DE1591441B1 - High frequency contact arrangement - Google Patents

Description

The invention is based on a contact arrangement in HF circuits which mechanically results in a double seat, with both seats contact or stop have to give and for theoretical-mechanical reasons only one seat mechanically fixed can apply.

Such cases occur e.g. B. on when in the course of a pipeline Lock pot or similar transformation or switching means are provided at which for electrical reasons a narrow cylindrical slot in a pipe wall must be arranged, the mechanically by machining or not can only be produced with great difficulty. It is therefore necessary the one slot delimitation wall designed as a sleeve that with the pipe end section is screwed. The contact points of the assembled parts must be extraordinary be exactly defined, and for this reason a current transition via cl is the Unfavorable thread.

Such cases continue z. B. with insulating support arrangements with a sleeve screwed into the outer conductor on the front side of the insulating support presses on the seat and at the same time with the outer conductor in frontal contact connection stands. Here, too, there is the risk that, due to unavoidable tolerances either (if the insulating disk is too wide or the axial length of the insulating support seat is too short) the forehead contact pressure is imperfect due to the incompressibility of the disc or does not exist at all, on the other hand if the disk is too narrow or too deep seat the disc is not exactly fixed.

It is already a high frequency contact arrangement with a single one Tendon become known in which two contact surfaces are present, wherein one contact surface is elastic and the other is rigid.
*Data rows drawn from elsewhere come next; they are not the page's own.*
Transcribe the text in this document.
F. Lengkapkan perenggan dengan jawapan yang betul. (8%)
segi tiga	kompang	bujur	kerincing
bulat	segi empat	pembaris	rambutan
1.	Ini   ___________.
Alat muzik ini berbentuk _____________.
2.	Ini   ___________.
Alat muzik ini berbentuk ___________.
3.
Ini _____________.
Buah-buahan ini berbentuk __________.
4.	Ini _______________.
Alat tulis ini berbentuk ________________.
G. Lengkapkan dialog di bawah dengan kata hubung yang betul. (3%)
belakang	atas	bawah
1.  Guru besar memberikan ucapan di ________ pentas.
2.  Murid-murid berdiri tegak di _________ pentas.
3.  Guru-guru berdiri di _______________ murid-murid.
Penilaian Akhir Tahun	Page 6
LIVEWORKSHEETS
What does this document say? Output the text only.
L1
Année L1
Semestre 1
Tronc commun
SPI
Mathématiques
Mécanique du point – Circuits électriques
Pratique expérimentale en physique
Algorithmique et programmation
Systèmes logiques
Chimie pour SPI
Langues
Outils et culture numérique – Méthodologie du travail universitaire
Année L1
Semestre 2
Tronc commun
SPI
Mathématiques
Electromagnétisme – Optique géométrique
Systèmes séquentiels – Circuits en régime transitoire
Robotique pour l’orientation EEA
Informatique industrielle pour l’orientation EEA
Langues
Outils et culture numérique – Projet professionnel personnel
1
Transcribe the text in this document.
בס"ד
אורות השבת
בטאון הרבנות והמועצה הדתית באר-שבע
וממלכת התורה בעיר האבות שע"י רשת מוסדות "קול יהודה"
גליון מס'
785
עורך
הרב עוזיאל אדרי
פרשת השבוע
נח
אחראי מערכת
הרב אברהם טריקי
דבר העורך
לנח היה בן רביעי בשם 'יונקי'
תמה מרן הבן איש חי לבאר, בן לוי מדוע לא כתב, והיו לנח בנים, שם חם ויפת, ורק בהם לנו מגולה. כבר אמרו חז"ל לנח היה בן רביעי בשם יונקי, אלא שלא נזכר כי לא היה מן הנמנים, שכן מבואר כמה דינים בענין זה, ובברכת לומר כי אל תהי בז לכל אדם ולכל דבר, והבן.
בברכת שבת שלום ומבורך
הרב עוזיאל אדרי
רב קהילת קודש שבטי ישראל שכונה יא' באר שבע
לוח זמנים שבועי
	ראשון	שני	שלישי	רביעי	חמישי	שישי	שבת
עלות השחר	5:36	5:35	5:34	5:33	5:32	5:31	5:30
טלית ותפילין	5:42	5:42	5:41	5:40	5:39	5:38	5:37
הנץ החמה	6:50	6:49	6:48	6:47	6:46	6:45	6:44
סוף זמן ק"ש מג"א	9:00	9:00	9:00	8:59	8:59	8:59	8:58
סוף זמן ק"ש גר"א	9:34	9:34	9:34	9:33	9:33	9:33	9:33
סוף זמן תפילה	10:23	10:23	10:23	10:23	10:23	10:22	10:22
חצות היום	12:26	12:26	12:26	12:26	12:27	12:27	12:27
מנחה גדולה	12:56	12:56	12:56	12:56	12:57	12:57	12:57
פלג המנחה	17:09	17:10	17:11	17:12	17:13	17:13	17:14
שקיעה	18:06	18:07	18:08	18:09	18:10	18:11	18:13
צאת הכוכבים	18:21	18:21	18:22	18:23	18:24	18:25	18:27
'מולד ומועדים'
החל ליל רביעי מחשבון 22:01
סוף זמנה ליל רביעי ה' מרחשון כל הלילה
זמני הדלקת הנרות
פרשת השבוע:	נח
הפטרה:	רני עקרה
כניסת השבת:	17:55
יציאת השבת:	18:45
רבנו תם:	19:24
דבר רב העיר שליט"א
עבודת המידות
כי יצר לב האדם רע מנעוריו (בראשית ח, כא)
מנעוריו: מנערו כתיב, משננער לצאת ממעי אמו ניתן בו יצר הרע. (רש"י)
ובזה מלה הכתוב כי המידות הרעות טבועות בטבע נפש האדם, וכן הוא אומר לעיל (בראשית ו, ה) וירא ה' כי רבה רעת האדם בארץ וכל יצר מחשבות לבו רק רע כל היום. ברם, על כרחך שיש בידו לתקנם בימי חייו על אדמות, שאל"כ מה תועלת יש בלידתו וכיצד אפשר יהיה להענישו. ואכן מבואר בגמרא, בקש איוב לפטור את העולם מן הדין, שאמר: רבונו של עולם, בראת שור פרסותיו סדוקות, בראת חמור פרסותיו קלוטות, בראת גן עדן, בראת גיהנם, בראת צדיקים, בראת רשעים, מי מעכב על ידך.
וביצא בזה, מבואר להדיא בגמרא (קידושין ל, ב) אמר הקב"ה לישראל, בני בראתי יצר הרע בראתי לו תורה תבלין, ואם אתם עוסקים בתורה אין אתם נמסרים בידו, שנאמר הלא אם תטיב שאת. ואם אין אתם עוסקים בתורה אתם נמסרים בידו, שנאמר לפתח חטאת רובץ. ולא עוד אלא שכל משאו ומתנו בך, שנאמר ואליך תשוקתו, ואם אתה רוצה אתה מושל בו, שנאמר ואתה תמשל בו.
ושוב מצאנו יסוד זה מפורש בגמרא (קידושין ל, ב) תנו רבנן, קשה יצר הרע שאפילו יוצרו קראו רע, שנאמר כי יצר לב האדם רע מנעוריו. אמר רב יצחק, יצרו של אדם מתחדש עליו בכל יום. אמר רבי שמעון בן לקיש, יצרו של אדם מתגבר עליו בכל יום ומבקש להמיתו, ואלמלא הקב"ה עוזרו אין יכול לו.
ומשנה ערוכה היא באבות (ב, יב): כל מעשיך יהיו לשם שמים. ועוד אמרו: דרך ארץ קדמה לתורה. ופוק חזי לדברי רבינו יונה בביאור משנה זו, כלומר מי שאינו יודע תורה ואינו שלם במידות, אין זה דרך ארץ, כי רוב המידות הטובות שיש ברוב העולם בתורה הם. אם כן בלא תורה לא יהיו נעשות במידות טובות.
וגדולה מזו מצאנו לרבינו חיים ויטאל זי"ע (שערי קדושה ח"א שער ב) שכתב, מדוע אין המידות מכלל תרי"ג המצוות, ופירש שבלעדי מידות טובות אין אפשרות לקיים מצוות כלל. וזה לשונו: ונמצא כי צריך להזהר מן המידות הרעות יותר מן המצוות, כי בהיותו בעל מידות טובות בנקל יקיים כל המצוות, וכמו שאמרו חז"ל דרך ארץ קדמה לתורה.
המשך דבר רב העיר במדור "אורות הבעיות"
With this well-known High-frequency arrangement is a waveguide flange connection with a Double A / 4 choke with a certain angular adjustment between the axes of the further waveguide should be compensated. To despite a certain angular adjustment a full mutual concern of the outer mounting flanges across the board To ensure an annular surface, the fastening flange is via an elastic Bellows elastically supported against the radially inner flange of the waveguide. In this known high-frequency arrangement, the contact pressure must only be between the two outer ring flange contact surfaces, which are rigidly connected to one another are to be present. In the case of the inner face, which is designed to be elastic via the bellows Touching is not necessary due to the choke training, because the inner Flange does not need to be in electrical connection with the corresponding opposite one To stand face flange of the connecting waveguide. Such an elastic support A bellows could also be used to generate a reliable contact pressure are not used.

The invention is based on the problem of mechanically resulting To create double contact arrangements precisely defined contact or stop points, which are independent of tolerances and do not lie within a screw thread.

The invention is based on a high-frequency contact arrangement of described design and solves the problem in that the elastic System is formed by a ring-shaped collar that is within the elastic limit is claimed. This ring-shaped collar can yield elastically when it is screwed in, until the stop seat or the other end contact seat is reached, so that on both Make reliable contact is guaranteed.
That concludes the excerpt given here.